The sculpture at the entrance to the UN Headquarters bears the inscription „Ark of Return“, and won one of MIA’s 2015 Pinnacle Awards
„Ark of Return“ is a permanent memorial commemorating slave trade across the Atlantic. It was erected in 2015 at the entrance to the UN-Headquarters and received one of the Pinnacle Awards of the Marble Institute of America (MIA) in the same year. The jury acknowledged the exceptional achievement of natural stone craftsmen and engineers who participated in the project.
The initiative was launched by the United Nations Educational, Scientific and Cultural Organization (Unesco). Architect Rodney Leon was solicited to carry out planning and design. His family roots are firmly anchored in the Caribbean. Leon set out to objectify this unfathomable episode of man’s history – an estimated 15 million Africans were transported to South- and North-America and kept as slaves.
The geometric shape of the prism is a fundamental part of Leon’s work. Europeans had organized the slave trade which took place from the 15th to 19th century as a triangle trade – thus the triangular shape of the prism. Africans were transported to Middle-, South- or North-America and sold to landlords and owners of large plantations; the ships were then reloaded with products originating from the plantations. The payload was brought back to Europe where products were purchased with the profits. The products were used as means to pay for more slaves from Africa.
Sailing round-trip via North- and South-America enabled the tradesmen to make optimal use of the Gulfstream and prevailing winds.
The memorial as a whole represents a stylized ship although in the readers’ mind’s eye an analogy to a large tent or tarpaulin, through which beholders can wander, is, perhaps, easier to grasp.
The side walls of different sizes as specified by the architect are mounted on a steel frame.
The architect’s specifications required the prisms to be precision-cut and exactly aligned and anchored into the complex set of angles.

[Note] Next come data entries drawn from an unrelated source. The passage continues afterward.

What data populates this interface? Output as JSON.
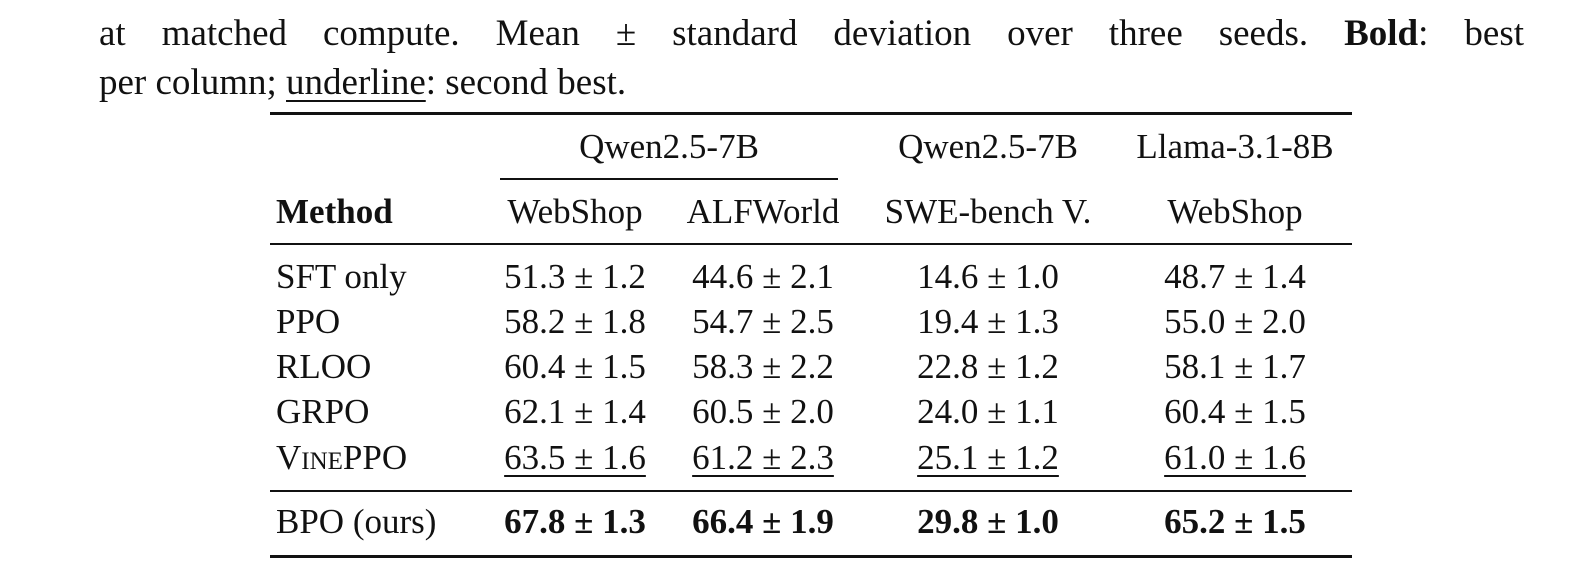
{
  "caption": {
    "lines": [
      [
        "at matched compute. Mean ± standard deviation over three seeds.",
        "Bold",
        ": best"
      ],
      [
        "per column;",
        "underline",
        ": second best."
      ]
    ]
  },
  "table": {
    "groups": [
      "Qwen2.5-7B",
      "Qwen2.5-7B",
      "Llama-3.1-8B"
    ],
    "columns": [
      "Method",
      "WebShop",
      "ALFWorld",
      "SWE-bench V.",
      "WebShop"
    ],
    "rows": [
      [
        "SFT only",
        "51.3 ± 1.2",
        "44.6 ± 2.1",
        "14.6 ± 1.0",
        "48.7 ± 1.4"
      ],
      [
        "PPO",
        "58.2 ± 1.8",
        "54.7 ± 2.5",
        "19.4 ± 1.3",
        "55.0 ± 2.0"
      ],
      [
        "RLOO",
        "60.4 ± 1.5",
        "58.3 ± 2.2",
        "22.8 ± 1.2",
        "58.1 ± 1.7"
      ],
      [
        "GRPO",
        "62.1 ± 1.4",
        "60.5 ± 2.0",
        "24.0 ± 1.1",
        "60.4 ± 1.5"
      ],
      [
        "VinePPO",
        "63.5 ± 1.6",
        "61.2 ± 2.3",
        "25.1 ± 1.2",
        "61.0 ± 1.6"
      ],
      [
        "BPO (ours)",
        "67.8 ± 1.3",
        "66.4 ± 1.9",
        "29.8 ± 1.0",
        "65.2 ± 1.5"
      ]
    ]
  }
}
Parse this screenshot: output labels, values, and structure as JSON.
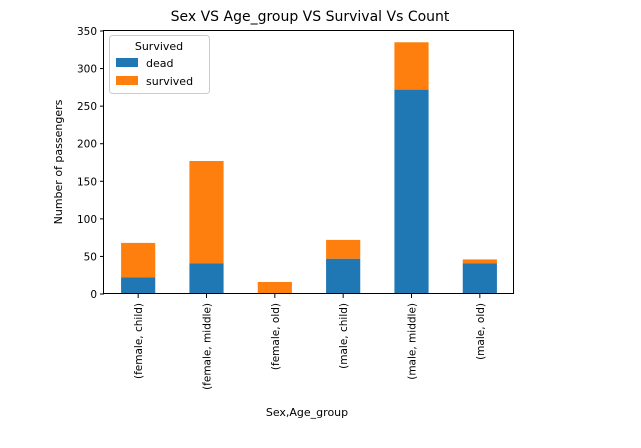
{
  "chart_data": {
    "type": "bar",
    "stacked": true,
    "title": "Sex VS Age_group VS Survival Vs Count",
    "xlabel": "Sex,Age_group",
    "ylabel": "Number of passengers",
    "categories": [
      "(female, child)",
      "(female, middle)",
      "(female, old)",
      "(male, child)",
      "(male, middle)",
      "(male, old)"
    ],
    "series": [
      {
        "name": "dead",
        "color": "#1f77b4",
        "values": [
          22,
          41,
          1,
          47,
          272,
          41
        ]
      },
      {
        "name": "survived",
        "color": "#ff7f0e",
        "values": [
          46,
          136,
          15,
          25,
          63,
          5
        ]
      }
    ],
    "ylim": [
      0,
      350
    ],
    "yticks": [
      0,
      50,
      100,
      150,
      200,
      250,
      300,
      350
    ],
    "grid": false,
    "legend": {
      "title": "Survived",
      "placement": "top-left"
    }
  }
}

From cutting the marble to mounting the finished work left craftsmen with a window of 45 days.
The interior walls of the marble slabs depict the shipping routes and the inhuman methods of keeping the slaves during transportation.
In a niche in the wall of the work a human figure made of Zimbabwean Absolute Black Marble fittingly represents the cargo.
Approaching the figure, beholders will see tears running from the eyes of the androgynous facsimile which represents men, women and children alike, all of which were sold as slaves.
The floor of the piece shows wave-like veins.
The titles „Ark of Return“ is a play on „Door of no Return“ on Gorée Island off the Senegalese Coast. By turning around the meaning, the architect meant to give the history a new perspective: the triad „Acknowledge the tragedy, consider the legacy, lest we forget” is meant to warn beholders of the tragedy of exploitation, human trafficking, and modern slavery still rampant today.
The final station though the memorial is a triangular basin, in which visitors can reflect on what they saw, as stated on the architect’s webpage.
A variety of Danby White Marble originating from Vermont was implemented.
Rodney Leon was chosen among 300 competitors from 83 countries. Costs ran up to a total of 1.7 million US-$.
The memorial was inaugurated on March 25th, the UN’s annual day of remembrance for the victims of slavery. The inauguration was the first major event of the „Decade for People of African Descent“ running from 2015 until 2024 – set aside to commemorate the contribution of people of African descent made to world history.
We withhold our comment on artistic design.